В лицо ударило холодным воздухом. Миша свободной рукою потёр висок.

О чём ты вообще говоришь? Я же сейчас сойду с ума!

Я же сейчас захлебнусь своей грёбаной бессильной злобой!

– Да, я понимаю, Лю, – вздохнул он тяжело, вспомнив их тяжёлый разговор в соцветии водянистых створок, от которого, судя по всему, глубоко внутри до сих пор не смог оправиться, – думаешь, я не знаю? Преподы везде одинаковые… Ну, тогда удачи. Ты со всем справишься, я верю в тебя.

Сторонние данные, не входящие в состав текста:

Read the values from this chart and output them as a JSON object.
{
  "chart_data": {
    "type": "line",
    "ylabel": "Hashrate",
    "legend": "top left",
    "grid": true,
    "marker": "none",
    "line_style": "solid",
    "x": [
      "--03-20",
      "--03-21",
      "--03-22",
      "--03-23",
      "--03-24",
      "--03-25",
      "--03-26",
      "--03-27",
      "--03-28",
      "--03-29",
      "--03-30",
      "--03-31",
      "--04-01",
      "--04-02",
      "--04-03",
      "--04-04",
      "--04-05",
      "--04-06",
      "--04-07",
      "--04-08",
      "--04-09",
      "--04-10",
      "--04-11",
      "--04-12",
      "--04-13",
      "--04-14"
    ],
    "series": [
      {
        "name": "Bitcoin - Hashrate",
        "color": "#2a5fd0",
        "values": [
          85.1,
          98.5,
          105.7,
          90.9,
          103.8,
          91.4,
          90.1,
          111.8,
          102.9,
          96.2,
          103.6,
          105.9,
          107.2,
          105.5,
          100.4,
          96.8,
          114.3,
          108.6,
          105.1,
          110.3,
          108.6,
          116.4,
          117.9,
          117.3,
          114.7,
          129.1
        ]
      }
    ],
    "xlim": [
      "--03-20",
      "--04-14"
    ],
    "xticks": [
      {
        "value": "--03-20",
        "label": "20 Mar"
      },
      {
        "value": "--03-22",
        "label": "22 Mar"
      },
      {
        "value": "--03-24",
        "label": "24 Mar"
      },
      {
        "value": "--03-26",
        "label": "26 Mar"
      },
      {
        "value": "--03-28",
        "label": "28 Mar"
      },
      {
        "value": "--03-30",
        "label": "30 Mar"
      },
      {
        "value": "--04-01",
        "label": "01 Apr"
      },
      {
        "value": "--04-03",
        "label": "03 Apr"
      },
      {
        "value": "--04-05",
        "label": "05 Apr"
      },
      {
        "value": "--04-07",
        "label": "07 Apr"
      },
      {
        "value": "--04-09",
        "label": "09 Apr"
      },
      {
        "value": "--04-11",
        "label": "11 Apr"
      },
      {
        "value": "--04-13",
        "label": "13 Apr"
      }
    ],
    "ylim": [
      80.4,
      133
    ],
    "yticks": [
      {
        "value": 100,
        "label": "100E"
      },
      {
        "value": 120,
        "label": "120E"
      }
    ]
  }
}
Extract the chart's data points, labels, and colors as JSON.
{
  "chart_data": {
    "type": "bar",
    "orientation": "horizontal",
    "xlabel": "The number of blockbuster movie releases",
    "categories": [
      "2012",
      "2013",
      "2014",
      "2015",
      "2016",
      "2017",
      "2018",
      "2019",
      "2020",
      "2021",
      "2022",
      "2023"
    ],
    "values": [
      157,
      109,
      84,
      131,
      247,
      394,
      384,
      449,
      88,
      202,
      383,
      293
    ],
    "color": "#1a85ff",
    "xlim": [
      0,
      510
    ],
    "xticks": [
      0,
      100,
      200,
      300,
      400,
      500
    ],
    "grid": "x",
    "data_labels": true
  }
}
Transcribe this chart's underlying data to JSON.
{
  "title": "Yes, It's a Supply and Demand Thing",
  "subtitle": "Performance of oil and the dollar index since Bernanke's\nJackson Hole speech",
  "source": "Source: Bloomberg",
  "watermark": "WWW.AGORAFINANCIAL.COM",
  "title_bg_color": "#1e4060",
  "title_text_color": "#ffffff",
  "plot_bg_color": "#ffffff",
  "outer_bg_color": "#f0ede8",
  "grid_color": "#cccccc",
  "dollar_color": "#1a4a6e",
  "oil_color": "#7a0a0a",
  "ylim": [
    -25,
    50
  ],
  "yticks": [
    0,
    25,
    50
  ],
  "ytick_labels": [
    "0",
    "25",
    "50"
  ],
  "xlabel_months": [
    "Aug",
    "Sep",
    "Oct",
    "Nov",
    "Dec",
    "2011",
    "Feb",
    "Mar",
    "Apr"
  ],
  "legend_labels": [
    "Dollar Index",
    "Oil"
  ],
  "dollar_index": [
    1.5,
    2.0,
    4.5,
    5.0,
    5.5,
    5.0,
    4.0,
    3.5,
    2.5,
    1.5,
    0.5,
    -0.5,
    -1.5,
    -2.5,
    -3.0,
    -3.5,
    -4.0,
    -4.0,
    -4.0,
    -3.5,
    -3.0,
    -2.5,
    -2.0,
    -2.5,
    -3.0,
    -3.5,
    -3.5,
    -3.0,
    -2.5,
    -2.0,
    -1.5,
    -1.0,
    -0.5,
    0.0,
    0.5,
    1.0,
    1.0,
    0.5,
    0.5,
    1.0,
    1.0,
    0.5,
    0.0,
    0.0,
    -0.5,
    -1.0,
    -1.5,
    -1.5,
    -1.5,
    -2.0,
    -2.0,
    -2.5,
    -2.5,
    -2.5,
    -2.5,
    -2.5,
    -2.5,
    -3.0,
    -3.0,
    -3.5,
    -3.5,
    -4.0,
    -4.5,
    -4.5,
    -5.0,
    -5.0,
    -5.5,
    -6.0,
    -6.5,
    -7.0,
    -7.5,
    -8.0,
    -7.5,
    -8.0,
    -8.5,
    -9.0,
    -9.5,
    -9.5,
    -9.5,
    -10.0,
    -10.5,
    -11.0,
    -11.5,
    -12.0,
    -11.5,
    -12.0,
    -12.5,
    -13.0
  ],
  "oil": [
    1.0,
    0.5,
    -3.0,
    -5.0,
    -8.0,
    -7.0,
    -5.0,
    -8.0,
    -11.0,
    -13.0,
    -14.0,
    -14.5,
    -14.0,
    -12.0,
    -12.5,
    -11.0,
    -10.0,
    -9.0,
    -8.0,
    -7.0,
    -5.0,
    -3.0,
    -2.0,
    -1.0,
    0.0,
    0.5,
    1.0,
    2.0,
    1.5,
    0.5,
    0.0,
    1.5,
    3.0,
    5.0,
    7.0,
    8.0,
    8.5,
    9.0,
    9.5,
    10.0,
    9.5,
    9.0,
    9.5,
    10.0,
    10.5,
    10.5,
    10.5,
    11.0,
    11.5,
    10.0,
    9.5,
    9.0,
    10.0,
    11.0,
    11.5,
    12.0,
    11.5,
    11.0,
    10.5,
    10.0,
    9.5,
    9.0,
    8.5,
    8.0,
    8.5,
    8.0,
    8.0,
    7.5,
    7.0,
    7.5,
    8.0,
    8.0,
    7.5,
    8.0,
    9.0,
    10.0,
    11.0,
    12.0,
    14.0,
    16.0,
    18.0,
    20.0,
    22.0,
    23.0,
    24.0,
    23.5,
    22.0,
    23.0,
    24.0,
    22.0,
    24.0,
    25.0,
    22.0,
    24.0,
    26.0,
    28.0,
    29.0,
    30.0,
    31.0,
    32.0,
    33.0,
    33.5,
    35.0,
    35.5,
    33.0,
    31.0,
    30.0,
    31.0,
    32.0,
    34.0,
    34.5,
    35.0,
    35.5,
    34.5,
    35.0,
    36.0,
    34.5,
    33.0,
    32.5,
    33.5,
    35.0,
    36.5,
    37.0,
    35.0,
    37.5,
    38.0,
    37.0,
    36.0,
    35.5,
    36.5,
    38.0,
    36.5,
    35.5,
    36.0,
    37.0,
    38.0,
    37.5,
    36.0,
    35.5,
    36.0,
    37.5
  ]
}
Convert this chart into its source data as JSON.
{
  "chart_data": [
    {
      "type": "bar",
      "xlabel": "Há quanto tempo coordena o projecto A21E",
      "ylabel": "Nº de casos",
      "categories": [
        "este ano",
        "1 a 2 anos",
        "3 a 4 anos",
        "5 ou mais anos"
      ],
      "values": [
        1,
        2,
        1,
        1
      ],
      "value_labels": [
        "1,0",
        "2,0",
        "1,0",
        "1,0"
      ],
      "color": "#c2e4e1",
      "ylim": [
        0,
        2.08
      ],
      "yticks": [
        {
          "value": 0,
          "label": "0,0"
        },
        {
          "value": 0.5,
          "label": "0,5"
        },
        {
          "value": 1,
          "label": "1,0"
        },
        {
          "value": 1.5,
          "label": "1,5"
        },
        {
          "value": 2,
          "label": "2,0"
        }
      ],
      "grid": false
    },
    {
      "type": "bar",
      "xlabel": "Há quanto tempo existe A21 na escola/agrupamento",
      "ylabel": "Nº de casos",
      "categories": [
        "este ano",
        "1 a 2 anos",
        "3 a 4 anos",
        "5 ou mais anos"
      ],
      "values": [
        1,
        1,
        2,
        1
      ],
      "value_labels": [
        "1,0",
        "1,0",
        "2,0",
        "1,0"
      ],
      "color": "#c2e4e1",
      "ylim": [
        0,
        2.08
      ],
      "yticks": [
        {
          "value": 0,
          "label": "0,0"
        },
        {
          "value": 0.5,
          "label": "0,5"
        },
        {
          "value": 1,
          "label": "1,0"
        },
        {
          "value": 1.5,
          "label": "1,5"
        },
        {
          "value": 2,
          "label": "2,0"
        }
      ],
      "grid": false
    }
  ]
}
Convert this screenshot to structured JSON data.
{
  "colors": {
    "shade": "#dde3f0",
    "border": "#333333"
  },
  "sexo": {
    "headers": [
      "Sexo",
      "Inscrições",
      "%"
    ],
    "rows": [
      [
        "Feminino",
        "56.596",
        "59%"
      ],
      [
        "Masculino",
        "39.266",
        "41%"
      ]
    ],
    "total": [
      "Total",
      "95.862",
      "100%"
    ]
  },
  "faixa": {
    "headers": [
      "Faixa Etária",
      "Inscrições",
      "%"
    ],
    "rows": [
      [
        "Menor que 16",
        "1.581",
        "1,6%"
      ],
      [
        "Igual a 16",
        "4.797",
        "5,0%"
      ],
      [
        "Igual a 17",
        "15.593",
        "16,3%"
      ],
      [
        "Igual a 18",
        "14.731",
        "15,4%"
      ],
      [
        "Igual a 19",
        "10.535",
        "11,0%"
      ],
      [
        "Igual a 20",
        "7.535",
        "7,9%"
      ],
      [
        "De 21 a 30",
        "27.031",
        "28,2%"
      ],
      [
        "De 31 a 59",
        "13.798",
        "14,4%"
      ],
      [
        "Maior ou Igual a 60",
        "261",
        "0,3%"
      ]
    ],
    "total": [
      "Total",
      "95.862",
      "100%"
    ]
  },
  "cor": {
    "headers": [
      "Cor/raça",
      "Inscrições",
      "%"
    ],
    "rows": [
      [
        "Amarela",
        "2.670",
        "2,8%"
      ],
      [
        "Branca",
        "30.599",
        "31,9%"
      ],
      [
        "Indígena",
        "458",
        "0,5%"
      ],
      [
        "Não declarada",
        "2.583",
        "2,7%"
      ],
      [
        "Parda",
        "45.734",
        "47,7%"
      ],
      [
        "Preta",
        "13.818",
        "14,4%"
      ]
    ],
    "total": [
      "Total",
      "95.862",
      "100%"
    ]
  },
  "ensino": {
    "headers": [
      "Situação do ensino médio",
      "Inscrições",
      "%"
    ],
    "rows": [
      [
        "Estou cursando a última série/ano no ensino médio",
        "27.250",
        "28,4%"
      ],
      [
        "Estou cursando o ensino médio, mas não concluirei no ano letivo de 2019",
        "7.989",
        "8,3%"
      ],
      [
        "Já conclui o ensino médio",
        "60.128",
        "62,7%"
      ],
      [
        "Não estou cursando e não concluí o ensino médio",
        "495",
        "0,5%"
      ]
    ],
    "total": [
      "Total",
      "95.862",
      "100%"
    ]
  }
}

Это всё были переработанные учёбоцентризмом и чужими людьми шорохи перехоженных пальцами, знакомых предметов: ключи с брелком Бэтмена, забытый Мишей в чужом рюкзаке лак для ногтей со стразами, фитнес-батончики, презервативы, влажные салфетки, колода Таро в цветастой пачке, подаренная Лилит, и в чужом голосе ощутимо сквозило тусклое и серое:

– Точно ничего не случилось? – словно предвкушение внеочередной и практически ожидаемой истерики, даже взволнованный отпечаток не испортил усталости в её полушёпоте. Миша протараторил, почти на одном дыхании:

 

– Эй, ты считаешь, я звоню тебе только когда что-то случается? Всё хорошо, говорю же. Ещё увидимся. Постараюсь сегодня поспать, – и сбросил звонок.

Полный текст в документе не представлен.